Reading Christian Wiman this morning, who underscores an observation made by the brilliant Jewish theologian Abraham Joshua Herschel, remarking how “faith is primarily faithfulness to a time when we had faith . . . a tenuous, tenacious discipline of memory and hope.”

The Long Becoming

With Christian Wiman.

When they asked the poet how he became one, he said, I’ve been wondering.

The assembly waited for more. There were follow-up questions, a discussion about certain ineffable qualities: a sense of life brought to bear in language. A sense that the density of life’s layers may be represented with a clarity of expression. The importance of having a capacity to suffer; to know and express grief without making a shrine to wonder.

Then the poet asked, what do you believe? If you don’t believe in poetry, you can’t write it. He tried to explain what happens when suddenly everything learned will no longer do; how over time, an original wound may become the site of roots for a larger life.

But how? They pressed, and he repeated, I wonder.

***

Notes while reading Christian Wiman’s Ambition and Survival: Becoming a Poet (2004, Copper Canyon Press).

The Saint

Of embodied contradictions.

Maybe we were drawn to him because he was so forthcoming about the way he didn’t understand anything and still couldn’t keep from trying. Whether to understand or to look like he did, we never knew. He was a walking battlefield of embodied contradictions: formal order vs. experience, enthusiasm vs. despair, devotional intensity vs earthbound affections.

Some suggested his greatness was the locus of his damnation, and they called him a saint, but of the wrong religion. Enthralled, we couldn’t help ourselves, leaning into listen to the strain in the language he almost broke, to get to the place beyond it.
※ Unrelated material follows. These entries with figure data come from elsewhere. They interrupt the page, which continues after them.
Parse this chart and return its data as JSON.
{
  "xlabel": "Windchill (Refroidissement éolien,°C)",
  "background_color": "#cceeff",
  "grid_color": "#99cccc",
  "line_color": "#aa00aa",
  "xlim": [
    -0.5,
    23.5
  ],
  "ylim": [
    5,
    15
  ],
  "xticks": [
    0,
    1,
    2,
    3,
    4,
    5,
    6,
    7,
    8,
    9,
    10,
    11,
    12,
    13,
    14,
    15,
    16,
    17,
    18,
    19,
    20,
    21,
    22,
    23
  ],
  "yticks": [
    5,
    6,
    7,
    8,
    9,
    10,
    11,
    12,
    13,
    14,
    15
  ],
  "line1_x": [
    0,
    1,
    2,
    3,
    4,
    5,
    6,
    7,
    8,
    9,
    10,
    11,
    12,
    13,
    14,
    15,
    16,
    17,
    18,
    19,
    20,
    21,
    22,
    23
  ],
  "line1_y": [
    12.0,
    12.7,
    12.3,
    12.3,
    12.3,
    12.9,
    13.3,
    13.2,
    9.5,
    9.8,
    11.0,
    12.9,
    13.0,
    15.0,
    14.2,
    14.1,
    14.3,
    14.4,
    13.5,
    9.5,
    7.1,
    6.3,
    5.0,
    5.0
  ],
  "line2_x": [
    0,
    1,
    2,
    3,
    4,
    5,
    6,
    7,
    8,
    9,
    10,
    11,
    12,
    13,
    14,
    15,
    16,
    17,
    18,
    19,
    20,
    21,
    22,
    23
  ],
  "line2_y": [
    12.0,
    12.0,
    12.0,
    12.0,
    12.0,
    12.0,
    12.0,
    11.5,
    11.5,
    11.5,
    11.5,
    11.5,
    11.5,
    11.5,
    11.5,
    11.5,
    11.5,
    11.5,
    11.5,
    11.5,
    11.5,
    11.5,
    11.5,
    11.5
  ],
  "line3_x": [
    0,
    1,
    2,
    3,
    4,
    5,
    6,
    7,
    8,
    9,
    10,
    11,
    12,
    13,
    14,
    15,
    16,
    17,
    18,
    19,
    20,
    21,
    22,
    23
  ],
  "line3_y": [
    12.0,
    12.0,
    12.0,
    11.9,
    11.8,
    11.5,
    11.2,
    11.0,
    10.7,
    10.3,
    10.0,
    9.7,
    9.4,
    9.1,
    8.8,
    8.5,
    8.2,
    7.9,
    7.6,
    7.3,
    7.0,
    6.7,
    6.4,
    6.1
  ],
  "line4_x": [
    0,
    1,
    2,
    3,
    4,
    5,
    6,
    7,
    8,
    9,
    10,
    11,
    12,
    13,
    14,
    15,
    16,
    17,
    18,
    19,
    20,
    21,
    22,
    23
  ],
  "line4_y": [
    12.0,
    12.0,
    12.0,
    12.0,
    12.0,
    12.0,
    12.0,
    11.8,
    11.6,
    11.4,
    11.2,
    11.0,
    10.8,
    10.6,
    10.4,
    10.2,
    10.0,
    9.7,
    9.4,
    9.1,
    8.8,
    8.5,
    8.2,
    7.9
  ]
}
Someone said, of his early work, that it read like period pieces from a period that never existed. But even his baroques seemed to always hide a stillness. It was refuge he wanted, after all. He didn’t know the way there, not exactly, but he had a knack for jostling us toward––something. It wasn’t safety, but something else and we were drawn to the drum of its pulse, like dancers unable to stop.

***

Inspired by Christian Wiman’s essay, “A New Mode of Damnation? On Hart Crane” in The Hudson Review, summer 2000 (accessed on JSTOR). Italicized phrases are Wiman’s.